Djawadi's House Targaryen theme
Djawadi wrote a separate theme for every major House. House Stark got the cello (Northern, austere, modal). House Lannister got brass (martial, decadent). House Targaryen got the ud.
The Targaryen theme — first heard in season one, then expanded for Daenerys's storyline — is built on the Arabic maqam Bayati: D, half-flat E, F, G, A, half-flat B, C, D. That half-flat second (the nim hicaz perde) is the harmonic identity of Bayati and one of the most common note-rows in Arabic music. Djawadi did not import the perde in passing; he made it the centre of the most famous family in the show.
The ud carries it. So does the duduk underneath. Together they signalled, every time Daenerys walked into a scene, that we were in a continent that does not run on Western harmony.
Why Djawadi had this vocabulary
Ramin Djawadi was born in Duisburg to an Iranian father and a German mother. He grew up listening to Persian classical music at home and Hans Zimmer scores in the cinema. When Zimmer hired him at Remote Control in the early 2000s, Djawadi spent years inside the most influential film-music workshop of his generation — the one that scored Gladiator, Pirates of the Caribbean, The Dark Knight, Inception. The workshop taught him synth orchestration and large-ensemble logistics. His own ear gave him the modal vocabulary.
By 2007 he was scoring Iron Man. By 2011 he was on Game of Thrones. By 2019, his Westworld and House of the Dragon scores were extending the same Eastern-strings vocabulary into HBO's next prestige cycle.
Hans Zimmer's Black Hawk Down (2001)
Seventeen years before Game of Thrones, Hans Zimmer scored Black Hawk Down — Ridley Scott's film about the 1993 Mogadishu raid. Zimmer worked with the Australian-Greek singer Lisa Gerrard (of Dead Can Dance) on the vocal work, and assembled an instrumental palette that included the ud, the kanun, the kemençe-like Persian kamancheh, and the duduk. The result is one of the most-imitated film scores of the early 2000s.

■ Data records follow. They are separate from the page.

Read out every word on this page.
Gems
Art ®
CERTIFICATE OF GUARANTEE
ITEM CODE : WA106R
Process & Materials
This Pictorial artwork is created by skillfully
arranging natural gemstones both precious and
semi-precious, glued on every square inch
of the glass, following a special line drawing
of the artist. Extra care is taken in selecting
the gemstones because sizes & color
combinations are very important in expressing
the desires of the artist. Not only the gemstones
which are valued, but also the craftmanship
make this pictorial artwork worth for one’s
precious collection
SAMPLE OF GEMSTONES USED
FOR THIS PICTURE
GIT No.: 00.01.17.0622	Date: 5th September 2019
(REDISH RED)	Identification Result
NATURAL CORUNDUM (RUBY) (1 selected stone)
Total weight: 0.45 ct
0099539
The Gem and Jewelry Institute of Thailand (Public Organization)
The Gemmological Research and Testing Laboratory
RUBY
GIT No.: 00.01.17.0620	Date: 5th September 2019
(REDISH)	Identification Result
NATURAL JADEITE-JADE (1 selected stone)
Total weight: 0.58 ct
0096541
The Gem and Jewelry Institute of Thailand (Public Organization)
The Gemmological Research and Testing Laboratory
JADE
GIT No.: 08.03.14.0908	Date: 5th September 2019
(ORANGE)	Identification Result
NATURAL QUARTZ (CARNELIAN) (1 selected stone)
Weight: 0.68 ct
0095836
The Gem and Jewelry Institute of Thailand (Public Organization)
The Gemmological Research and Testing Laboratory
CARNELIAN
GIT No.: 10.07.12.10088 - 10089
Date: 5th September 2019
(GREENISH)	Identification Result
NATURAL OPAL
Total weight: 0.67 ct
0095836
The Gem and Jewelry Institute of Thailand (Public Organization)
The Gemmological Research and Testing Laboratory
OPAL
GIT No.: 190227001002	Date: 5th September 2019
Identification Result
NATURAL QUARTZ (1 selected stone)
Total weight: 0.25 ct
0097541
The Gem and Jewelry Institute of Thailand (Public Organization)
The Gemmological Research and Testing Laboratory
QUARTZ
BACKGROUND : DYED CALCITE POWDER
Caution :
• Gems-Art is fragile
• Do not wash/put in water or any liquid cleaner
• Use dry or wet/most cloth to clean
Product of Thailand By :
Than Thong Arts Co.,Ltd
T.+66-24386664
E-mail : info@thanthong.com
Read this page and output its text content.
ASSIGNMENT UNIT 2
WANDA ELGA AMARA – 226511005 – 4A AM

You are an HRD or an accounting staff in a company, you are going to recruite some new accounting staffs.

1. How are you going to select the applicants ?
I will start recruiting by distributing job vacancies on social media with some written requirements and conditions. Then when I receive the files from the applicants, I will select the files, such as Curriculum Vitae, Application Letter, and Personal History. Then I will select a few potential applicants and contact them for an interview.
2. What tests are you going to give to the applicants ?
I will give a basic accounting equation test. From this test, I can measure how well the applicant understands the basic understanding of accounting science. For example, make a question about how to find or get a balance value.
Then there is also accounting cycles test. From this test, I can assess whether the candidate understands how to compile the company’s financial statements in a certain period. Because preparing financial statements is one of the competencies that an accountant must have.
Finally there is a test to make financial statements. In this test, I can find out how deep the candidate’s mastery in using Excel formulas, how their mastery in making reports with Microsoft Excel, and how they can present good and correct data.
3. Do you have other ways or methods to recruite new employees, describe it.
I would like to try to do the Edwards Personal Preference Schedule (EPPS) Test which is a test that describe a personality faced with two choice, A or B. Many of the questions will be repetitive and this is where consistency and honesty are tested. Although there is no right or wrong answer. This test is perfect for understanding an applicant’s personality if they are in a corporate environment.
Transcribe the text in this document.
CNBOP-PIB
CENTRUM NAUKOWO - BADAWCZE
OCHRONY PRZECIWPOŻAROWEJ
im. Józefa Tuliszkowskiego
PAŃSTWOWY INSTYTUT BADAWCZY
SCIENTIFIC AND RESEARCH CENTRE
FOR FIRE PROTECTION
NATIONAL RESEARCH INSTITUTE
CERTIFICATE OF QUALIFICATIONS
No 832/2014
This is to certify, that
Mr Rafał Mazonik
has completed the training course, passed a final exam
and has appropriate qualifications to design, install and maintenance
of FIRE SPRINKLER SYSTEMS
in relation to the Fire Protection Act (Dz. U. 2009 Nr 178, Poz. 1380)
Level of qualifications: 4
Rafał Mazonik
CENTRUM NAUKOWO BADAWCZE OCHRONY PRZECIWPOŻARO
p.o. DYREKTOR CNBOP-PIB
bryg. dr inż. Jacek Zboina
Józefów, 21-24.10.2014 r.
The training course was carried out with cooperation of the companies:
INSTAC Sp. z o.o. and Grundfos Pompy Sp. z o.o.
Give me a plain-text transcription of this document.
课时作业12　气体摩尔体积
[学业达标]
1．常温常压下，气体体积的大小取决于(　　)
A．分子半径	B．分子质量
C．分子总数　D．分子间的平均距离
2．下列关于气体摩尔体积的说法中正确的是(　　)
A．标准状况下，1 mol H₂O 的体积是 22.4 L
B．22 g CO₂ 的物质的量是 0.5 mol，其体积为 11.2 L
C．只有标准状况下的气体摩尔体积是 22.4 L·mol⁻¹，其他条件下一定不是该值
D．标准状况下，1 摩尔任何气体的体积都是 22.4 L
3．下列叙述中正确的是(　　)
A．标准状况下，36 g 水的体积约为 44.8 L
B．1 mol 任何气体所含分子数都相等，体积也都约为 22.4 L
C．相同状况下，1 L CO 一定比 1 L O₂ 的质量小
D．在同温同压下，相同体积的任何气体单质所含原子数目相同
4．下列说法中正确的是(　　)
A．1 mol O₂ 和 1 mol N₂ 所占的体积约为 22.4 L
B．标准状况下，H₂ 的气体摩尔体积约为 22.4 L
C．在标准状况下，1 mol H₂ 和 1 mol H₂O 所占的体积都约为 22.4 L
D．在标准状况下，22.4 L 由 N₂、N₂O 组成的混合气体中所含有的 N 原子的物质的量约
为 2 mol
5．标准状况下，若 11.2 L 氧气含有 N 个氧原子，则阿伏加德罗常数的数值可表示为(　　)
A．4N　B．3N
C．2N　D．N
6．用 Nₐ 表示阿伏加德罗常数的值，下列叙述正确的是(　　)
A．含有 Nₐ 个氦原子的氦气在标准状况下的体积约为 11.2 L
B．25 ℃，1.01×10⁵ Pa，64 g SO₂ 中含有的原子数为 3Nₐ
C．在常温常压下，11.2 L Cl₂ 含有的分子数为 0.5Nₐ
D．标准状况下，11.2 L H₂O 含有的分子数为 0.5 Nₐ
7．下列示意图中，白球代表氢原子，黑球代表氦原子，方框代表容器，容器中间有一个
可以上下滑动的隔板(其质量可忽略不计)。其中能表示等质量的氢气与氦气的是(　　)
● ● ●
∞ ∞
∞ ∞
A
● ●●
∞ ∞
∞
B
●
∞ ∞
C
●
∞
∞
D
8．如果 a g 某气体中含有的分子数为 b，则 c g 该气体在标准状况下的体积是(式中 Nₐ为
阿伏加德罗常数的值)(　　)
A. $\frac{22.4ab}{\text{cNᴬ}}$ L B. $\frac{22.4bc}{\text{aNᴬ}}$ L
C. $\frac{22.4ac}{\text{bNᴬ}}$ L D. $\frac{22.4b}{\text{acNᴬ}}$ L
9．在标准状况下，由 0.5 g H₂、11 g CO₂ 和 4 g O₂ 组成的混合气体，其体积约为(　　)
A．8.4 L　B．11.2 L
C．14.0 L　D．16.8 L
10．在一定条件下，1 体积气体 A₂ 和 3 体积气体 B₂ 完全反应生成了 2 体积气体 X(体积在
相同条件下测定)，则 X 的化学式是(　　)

What Zimmer did in 2001, and what Djawadi extended in 2011, was treat Eastern instruments not as decoration but as narrative voices. The ud in Black Hawk Down carries the score's central lament. The duduk in Gladiator (also Zimmer + Gerrard, 2000) gave the Roman general's death an Armenian elegy. Hollywood has not put that genie back in the bottle since.
After Game of Thrones
By the late 2010s every prestige drama that wanted to suggest "old world depth" was reaching for the ud. House of the Dragon (2022, Djawadi continued); Foundation (2021, Bear McCreary); The Wheel of Time (2021); Shadow and Bone (2021). Even Star Wars: Andor (2022) used a kanun-adjacent texture in its desert sequences. The vocabulary Jarre opened in 1962, that Zimmer brought into post-9/11 Hollywood action, and that Djawadi made into a TV ID, is now standard prestige-score grammar.
What Maqam carries
The instruments Djawadi reached for are the instruments Maqam was built to tune:
- Ud — three Turkish tunings + the Arabic standard for Bayati and Hicaz
- Tanbur — for the long fretted lines that Djawadi sometimes layered under the ud
- Kanun — when the score needed plucked motion against the ud's melody
- Klasik kemençe — the pear-shaped Istanbul bowed fiddle, close cousin to the Persian kamancheh that scores like Black Hawk Down use
Auto-detect handles all of them. The ud's bass-string signature, in particular, locks under a second.
The shift
What changes when a prestige TV show centres a non-Western instrument is the listening culture of its audience. Twenty million people who watched Game of Thrones now have an ear for the half-flat second of Bayati, even if they have never heard the word maqam. They will recognise it on the next score that uses it, on the next album that arrives, in the next Anouar Brahem release. That recognition is the precondition for any new generation of ud players to find an audience.
Djawadi made the ud familiar to the West without making it Western. That is the harder trick.